NAME
Message::Passing::Filter::Regexp - Regexp Capture Filter For
Message::Passing
SYNOPSIS
# regexfile
*** FORMAT ***
:default = "%date %status %remotehost %domain %request %originhost %responsetime %upstreamtime %bytes %referer %ua %xff"
:nginxaccesslog = "%date %status %remotehost %bytes %responsetime"
*** REGEXP ***
%date = '(?#=date)\[(?#=ts)\d{2}\/\w{3}\/\d{4}(?::\d{2}){3}(?#!ts) [-+]\d{4}\](?#!date)'
%status = '(?#=status)\d+(?#!status)'
%remotehost = '(?#=remotehost)\S+(?#!remotehost)'
%domain = '(?#=domain).*?(?#!domain)'
%request = '(?#=request)-|(?#=method)\w+(?#!method) (?#=url).*?(?#!url) (?#=version)HTTP/\d\.\d(?#!version)(?#!request)'
%originhost = '(?#=originhost)-|(?#=oh).*?(?#!oh):\d+(?#!originhost)'
%responsetime = '(?#=responsetime)-|.*?(?#!responsetime)'
%upstreamtime = '(?#=upstreamtime).*?(?#!upstreamtime)'
%bytes = '(?#=bytes)\d+(?#!bytes)'
%referer = '(?#=referer)\"(?#=ref).*?(?#!ref)\"(?#!referer)'
%useragent = '(?#=useragent)\"(?#=ua).*?(?#!ua)\"(?#!useragent)'
%xforwarderfor = '(?#=xforwarderfor)\"(?#=xff).*?(?#!xff)\"(?#!xforwarderfor)'
# message-passing-cli
use Message::Passing::DSL;
run_message_server message_chain {
input file => (
class => 'FileTail',
output_to => 'decoder',
);
decoder decoder => (
class => 'JSON',
output_to => 'logstash',
);
filter logstash => (
class => 'ToLogstash',
output_to => 'regexp',
);
filter regexp => (
class => 'Regexp',
format => ':nginxaccesslog',
capture => [qw( ts status remotehost url oh responsetime upstreamtime bytes )]
output_to => 'encoder',
);
encoder("encoder",
class => 'JSON',
output_to => 'stdout',
output_to => 'es',
);
output stdout => (
class => 'STDOUT',
);
output elasticsearch => (
class => 'ElasticSearch',
elasticsearch_servers => ['127.0.0.1:9200'],
);
};
DESCRIPTION
This filter passes all incoming messages through with regexp captures.
Note it must be running after Message::Passing::Filter::ToLogstash
because it don't process with json format but directly capture
"$message->{'@message'}" data lines into "%{ $message->{'@fields'} }"
ATTRIBUTES
regexfile
Path of your regexfile.

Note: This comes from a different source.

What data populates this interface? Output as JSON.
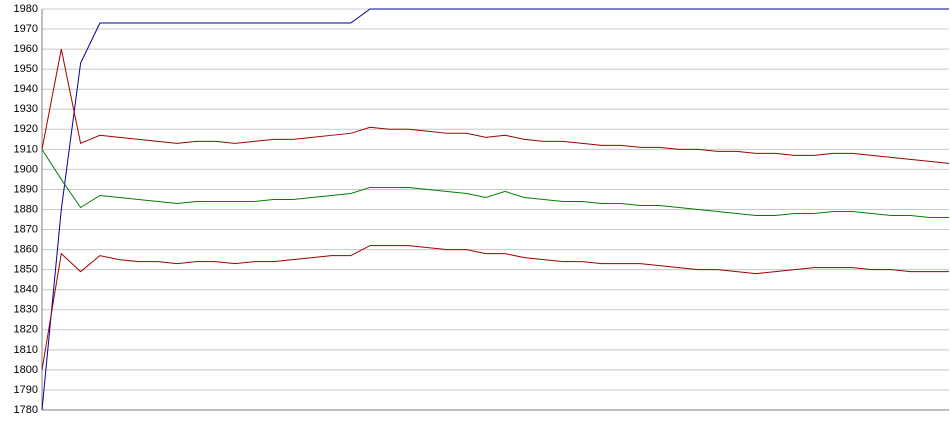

Default is /etc/message-passing/regexfile.
format
Name of a defined format in your regexfile.
capture
ArrayRef of regex names which you want to capture and has been defined
in your regexfile. note delete the prefix "%".
SEE ALSO
Capture Idea steal from <http://logstash.net> Grok filter Config Format
steal from <http://oss.oetiker.ch/smokeping> use Config::Grammar
AUTHOR
chenryn, <rao.chenlin@gmail.com>
COPYRIGHT AND LICENSE
Copyright (C) 2012 by chenryn
This library is free software; you can redistribute it and/or modify it
under the same terms as Perl itself, either Perl version 5.14.2 or, at
your option, any later version of Perl 5 you may have available.